All 3 presented papers were first-authored and he was also chosen to sit on a panel, as well as, present two workshop papers.

Prof. Josiah Hester

Prof. Josiah Hester presented three papers at The 15th ACM Conference on Embedded Networked Sensor Systems (SenSys 2017) on November 5-8 in Delft, The Netherlands. He was also chosen to sit on a panel ('Panel: New Directions') and presented two papers in HumanSys and FAILSAFE workshops, co-located with the main conference (SenSys).

All three of the papers were first-authored by Prof. Hester:

  1. Timely Execution on Intermittently Powered Batteryless Sensors
  2. Flicker: Rapid Prototyping for the Batteryless Internet-of-Things
  3. The Future of Sensing is Batteryless, Intermittent, and Awesome

Prof. Hester is a new Assistant Professor of Computer Engineering (appointed Fall 2017), who's interested in designing, building, and deploying trillions of tiny energy harvesting computers that run for decades, supporting global scale applications ranging from healthcare to space exploration, wildlife tracking to horticulture.

Prof. Hester's research investigates how we can make this possible. He explores and develops new hardware designs, software techniques, tools, and programming abstractions so that developers can easily design, debug, and deploy intricate energy harvesting, batteryless sensing applications that work in spite of frequent power failures, constrained resources, and unpredictable conditions.

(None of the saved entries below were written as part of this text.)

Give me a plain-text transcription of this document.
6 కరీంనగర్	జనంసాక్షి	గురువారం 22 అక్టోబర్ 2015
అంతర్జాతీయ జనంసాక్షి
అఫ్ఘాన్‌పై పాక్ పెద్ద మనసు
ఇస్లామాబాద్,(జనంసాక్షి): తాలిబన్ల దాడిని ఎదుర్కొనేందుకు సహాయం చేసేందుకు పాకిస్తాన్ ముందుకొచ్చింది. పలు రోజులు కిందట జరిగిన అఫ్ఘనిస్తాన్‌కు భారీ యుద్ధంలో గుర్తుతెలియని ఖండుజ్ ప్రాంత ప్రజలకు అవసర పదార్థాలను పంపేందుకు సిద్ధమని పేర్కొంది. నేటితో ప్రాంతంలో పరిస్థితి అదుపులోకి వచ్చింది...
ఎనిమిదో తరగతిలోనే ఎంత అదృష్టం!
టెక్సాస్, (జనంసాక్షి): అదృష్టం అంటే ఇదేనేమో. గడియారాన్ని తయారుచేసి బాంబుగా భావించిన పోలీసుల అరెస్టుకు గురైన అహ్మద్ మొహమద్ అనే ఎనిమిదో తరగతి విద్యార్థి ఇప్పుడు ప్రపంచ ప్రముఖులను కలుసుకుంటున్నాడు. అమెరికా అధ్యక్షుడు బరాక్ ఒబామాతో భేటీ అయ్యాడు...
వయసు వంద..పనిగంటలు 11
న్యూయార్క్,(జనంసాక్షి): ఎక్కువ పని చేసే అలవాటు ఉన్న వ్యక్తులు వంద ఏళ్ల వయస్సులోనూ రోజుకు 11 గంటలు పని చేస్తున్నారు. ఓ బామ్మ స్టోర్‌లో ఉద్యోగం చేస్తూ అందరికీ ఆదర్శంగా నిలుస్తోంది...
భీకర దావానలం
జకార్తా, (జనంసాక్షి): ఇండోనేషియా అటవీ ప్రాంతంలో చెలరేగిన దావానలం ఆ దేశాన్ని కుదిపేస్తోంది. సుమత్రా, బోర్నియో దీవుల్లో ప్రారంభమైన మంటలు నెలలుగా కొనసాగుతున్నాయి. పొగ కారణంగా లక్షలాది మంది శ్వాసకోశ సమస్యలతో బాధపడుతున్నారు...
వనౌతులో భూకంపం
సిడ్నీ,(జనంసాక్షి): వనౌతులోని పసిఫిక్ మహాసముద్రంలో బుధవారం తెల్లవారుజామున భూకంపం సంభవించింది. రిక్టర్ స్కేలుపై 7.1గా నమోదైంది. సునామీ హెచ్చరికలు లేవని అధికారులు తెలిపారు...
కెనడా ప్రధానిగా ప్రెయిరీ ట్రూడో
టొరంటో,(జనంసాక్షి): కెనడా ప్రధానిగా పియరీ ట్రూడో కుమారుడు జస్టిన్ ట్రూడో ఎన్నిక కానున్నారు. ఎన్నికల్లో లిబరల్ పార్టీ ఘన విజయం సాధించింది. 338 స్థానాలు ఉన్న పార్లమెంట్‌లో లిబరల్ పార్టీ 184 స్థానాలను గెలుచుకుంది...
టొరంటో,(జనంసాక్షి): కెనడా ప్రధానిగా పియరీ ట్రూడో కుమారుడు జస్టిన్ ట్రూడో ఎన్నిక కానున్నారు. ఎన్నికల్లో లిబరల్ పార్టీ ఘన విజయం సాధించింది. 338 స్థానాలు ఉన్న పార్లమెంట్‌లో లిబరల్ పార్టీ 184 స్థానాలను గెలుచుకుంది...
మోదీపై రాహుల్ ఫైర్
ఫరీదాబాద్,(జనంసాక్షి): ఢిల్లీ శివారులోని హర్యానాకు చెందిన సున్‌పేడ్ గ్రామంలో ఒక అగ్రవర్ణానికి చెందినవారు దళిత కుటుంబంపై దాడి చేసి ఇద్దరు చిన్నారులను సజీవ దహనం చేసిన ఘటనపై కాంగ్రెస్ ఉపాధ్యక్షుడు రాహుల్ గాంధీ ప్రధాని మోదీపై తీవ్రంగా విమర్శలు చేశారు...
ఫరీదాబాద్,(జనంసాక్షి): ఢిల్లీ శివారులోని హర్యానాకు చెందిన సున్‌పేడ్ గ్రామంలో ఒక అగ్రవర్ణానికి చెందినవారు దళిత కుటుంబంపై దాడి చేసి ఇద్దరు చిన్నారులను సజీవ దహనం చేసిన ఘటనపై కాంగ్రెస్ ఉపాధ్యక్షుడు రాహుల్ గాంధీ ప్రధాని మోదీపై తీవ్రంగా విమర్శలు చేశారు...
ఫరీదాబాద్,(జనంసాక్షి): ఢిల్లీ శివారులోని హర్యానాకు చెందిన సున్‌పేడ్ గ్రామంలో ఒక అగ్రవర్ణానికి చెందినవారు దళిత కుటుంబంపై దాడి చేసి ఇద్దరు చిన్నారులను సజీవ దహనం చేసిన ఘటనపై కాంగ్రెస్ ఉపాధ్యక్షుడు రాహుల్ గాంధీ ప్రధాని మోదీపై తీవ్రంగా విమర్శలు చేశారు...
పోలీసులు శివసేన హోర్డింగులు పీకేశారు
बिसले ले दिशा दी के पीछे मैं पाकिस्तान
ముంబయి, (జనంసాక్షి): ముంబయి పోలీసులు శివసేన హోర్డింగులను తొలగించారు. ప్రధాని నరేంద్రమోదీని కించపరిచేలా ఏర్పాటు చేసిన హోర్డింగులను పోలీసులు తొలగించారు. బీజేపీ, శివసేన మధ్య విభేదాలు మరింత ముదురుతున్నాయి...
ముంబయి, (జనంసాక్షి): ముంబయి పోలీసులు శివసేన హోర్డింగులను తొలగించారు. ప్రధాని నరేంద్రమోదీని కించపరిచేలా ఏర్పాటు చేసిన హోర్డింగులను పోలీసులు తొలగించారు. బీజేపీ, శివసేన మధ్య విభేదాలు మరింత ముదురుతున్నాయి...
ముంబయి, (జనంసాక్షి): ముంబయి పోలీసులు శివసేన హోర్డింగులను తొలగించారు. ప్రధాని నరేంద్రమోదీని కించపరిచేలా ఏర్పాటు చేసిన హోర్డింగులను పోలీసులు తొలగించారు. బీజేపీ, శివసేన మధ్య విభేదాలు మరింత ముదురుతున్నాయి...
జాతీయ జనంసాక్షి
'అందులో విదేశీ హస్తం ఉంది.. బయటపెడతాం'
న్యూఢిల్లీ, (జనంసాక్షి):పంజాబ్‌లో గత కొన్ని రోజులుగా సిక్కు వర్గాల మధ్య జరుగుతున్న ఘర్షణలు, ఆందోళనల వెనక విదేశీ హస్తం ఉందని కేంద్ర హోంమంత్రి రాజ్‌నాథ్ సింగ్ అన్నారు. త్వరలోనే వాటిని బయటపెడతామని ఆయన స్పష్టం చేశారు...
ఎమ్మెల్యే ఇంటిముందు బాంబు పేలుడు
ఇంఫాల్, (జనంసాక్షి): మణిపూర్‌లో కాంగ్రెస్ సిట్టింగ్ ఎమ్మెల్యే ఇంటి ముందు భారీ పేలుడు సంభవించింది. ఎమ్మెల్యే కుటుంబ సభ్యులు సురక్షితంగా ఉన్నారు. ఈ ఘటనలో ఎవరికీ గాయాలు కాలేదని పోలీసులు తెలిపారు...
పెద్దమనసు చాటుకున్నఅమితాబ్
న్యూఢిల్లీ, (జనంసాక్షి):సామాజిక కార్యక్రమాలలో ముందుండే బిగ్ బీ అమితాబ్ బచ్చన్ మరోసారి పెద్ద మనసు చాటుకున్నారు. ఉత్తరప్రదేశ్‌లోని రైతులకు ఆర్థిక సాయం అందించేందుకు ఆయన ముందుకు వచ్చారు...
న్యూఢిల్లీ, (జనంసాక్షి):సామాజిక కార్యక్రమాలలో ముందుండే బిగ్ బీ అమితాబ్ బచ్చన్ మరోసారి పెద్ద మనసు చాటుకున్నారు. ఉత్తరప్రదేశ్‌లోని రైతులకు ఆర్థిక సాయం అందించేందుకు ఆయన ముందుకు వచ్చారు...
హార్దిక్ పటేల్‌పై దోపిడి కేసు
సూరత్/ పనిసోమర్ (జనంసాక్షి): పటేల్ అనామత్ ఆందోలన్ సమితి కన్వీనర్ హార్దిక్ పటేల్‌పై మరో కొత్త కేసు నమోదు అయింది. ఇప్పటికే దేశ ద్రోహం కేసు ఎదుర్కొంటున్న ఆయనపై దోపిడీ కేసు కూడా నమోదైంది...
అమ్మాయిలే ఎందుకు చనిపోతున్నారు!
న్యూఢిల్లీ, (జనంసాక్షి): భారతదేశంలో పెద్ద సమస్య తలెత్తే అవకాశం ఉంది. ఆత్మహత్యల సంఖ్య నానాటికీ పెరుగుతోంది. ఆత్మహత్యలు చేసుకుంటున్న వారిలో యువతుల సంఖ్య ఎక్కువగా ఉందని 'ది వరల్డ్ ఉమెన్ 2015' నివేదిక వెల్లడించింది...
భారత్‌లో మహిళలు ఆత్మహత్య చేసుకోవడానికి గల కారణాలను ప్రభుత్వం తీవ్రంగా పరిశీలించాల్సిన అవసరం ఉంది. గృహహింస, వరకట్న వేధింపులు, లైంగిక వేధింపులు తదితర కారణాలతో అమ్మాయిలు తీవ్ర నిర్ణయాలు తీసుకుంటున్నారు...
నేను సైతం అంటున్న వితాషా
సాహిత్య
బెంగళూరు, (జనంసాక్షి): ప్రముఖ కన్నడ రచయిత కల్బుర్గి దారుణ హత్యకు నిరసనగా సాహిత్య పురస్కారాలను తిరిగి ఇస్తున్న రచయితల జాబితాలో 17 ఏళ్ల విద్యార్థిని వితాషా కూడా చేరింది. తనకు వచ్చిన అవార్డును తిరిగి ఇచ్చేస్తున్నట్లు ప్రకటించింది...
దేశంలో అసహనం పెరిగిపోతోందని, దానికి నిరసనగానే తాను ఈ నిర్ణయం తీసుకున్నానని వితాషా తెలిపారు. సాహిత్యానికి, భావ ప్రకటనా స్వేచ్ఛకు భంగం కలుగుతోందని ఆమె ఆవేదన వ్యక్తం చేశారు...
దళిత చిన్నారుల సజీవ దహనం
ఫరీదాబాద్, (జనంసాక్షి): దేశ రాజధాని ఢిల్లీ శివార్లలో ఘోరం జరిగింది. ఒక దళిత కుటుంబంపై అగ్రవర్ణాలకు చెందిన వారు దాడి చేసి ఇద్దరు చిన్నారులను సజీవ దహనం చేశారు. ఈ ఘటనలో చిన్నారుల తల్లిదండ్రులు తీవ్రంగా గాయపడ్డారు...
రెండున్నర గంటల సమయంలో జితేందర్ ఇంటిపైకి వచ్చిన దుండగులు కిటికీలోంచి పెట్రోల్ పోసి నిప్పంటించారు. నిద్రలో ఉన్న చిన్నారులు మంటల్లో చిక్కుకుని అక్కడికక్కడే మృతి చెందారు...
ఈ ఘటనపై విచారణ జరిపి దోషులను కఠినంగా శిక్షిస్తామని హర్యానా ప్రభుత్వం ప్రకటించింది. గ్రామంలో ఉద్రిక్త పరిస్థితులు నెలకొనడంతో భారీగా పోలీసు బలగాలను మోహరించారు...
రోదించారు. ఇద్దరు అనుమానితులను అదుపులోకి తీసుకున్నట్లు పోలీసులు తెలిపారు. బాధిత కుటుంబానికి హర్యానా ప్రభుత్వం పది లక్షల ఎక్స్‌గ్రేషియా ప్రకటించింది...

The 15th ACM Conference on Embedded Networked Sensor Systems (SenSys 2017) introduces a highly selective, single-track forum for research on systems issues of sensors and sensor-enabled smart systems, broadly defined. Systems of smart sensors will revolutionize a wide array of application areas by providing an unprecedented density and fidelity of instrumentation. They also present various systems challenges because of resource constraints, uncertainty, irregularity, mobility, and scale. This conference provides an ideal venue to address research challenges facing the design, development, deployment, use, and fundamental limits of these systems. Sensing systems require contributions from many fields, from wireless communication and networking, embedded systems and hardware, energy harvesting and management, distributed systems and algorithms, data management, and applications, so we welcome cross-disciplinary work.